When the LowLine’s Dan Barasch briefed the board, he alluded to a feasibility study conducted by HR&A Advisors that showed that the LowLine could provide a lot of economic benefit to the Seward Park project. Today the Wall Street Journal has details from that study. A draft of the report’s economic impact summary suggests the subterranean park could “boost land values of SPURA sites by between $10 million and $20 million and create between $5 million and $10 million in sales, hotel and real-estate taxes over 30 years…”
According to the Journal, the project could cost as much as $72 million. The LowLine is hoping to secure between $7-14 million in tax credits. But there would be other revenue streams:
With a projected annual operating cost of between $2 million and $4 million for the LowLine, the summary notes the goal of the park would be self-sufficiency, aided by revenue from programming festivals, performances, private events, public art and children’s programming. Commercial space is also planned.
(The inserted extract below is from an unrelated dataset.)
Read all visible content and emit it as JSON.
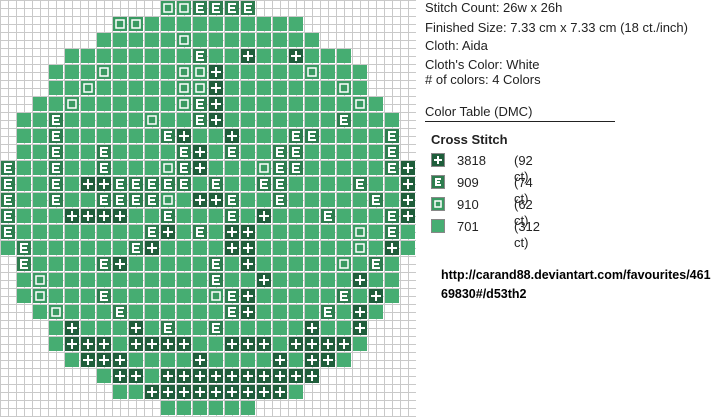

The former trolley station below Delancey Street is controlled by the MTA, which said earlier this year it planned to issue an RFP for the site after the Seward Park land use process was completed (that occurred in September). But the troubled agency is showing no signs of moving forward with that plan, so the LowLine team has been working to come up with a new strategy. During his appearance before CB3′s land use committee meeting this month, Barasch said he would begin circulating the feasibility study more widely. In June, CB3 passed a resolution officially supporting the LowLine. Now there’s an effort underway to persuade the board and city planners that the park and the SPURA projects can and should go hand-in-hand.